Me presenté con un tímido «Lo siento» y una mirada entre avergonzada y culpable, y me respondió extendiendo la mano a la vez que decía: «Soy Cole. Cole Mathius».

Esa noche lo pasamos bien. Sus amigos se unieron a mi grupo y terminamos haciendo un círculo y danzando un baile algo ridículo en el que todos creábamos un divertido tren.

Conversamos sobre banalidades como que las fiestas universitarias eran todas iguales, que le debía el precio de la lavandería para su camisa o que la pizza con piña estaba sobrevalorada.

Propuso acompañarme a casa y denegué su invitación, emplazándolo a vernos otro día si le apetecía. Me pidió mi número de teléfono y, esa misma noche, nada más meterme en la cama, tenía un mensaje suyo preguntándome si nos veíamos al día siguiente.

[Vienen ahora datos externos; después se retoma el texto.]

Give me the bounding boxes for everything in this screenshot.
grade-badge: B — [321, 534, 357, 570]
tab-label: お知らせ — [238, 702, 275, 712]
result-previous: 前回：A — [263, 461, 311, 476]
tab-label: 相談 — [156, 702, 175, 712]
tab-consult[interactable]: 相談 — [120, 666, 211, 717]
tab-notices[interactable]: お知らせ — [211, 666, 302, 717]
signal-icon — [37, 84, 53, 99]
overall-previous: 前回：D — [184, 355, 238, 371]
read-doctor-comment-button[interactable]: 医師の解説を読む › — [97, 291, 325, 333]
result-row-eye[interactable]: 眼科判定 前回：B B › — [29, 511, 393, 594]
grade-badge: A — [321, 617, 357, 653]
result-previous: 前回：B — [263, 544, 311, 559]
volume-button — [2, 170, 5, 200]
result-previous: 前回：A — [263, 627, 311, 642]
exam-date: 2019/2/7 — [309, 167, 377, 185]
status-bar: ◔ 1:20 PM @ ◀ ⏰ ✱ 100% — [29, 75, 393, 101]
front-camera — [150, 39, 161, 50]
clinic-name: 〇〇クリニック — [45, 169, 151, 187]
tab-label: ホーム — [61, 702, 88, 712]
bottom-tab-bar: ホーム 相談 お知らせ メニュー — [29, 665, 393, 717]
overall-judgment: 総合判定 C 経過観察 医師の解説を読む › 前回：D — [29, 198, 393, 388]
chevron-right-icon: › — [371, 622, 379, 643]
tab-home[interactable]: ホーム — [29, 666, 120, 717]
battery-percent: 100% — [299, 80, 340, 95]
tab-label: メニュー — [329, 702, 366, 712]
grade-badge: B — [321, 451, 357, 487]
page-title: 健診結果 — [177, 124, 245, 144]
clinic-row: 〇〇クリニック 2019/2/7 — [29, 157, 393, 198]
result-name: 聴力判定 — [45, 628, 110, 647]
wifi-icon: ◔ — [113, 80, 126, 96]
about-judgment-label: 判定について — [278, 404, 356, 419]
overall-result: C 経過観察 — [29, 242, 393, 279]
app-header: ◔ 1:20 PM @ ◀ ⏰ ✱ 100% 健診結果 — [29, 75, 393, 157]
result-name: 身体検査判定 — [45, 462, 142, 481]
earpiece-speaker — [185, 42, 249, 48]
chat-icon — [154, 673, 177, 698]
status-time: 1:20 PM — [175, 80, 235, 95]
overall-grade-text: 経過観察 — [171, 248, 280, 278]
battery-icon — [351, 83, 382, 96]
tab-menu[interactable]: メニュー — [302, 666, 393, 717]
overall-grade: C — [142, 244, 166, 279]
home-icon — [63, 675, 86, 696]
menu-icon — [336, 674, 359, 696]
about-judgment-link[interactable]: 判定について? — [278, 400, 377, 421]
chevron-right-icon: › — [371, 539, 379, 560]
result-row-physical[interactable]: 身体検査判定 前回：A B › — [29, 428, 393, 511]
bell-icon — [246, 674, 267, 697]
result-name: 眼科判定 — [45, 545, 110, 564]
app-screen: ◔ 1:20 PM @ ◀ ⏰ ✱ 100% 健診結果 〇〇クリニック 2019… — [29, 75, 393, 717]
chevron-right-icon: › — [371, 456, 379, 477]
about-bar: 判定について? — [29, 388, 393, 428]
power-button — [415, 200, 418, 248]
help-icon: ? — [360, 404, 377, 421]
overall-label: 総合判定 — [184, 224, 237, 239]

Nos vimos. Fuimos al cine. Tuvo una actitud muy amable conmigo. Entramos a ver una película de acción que, aunque no era de las que más me gustaban, era lo mejor que había en la cartelera, según él. Después me invitó a cenar en un restaurante italiano y al final me acompañó a casa.

Antes de despedirnos en el portal, dijo algo, con una orgullosa sonrisa, a lo que en su momento no di mucha importancia: «Soy un chico que logra lo que se propone, y no había razón para que fuera diferente contigo». No me lo tomé como algo malo, todo lo contrario. Lo interpreté como una manera de hablar. Nada más allá.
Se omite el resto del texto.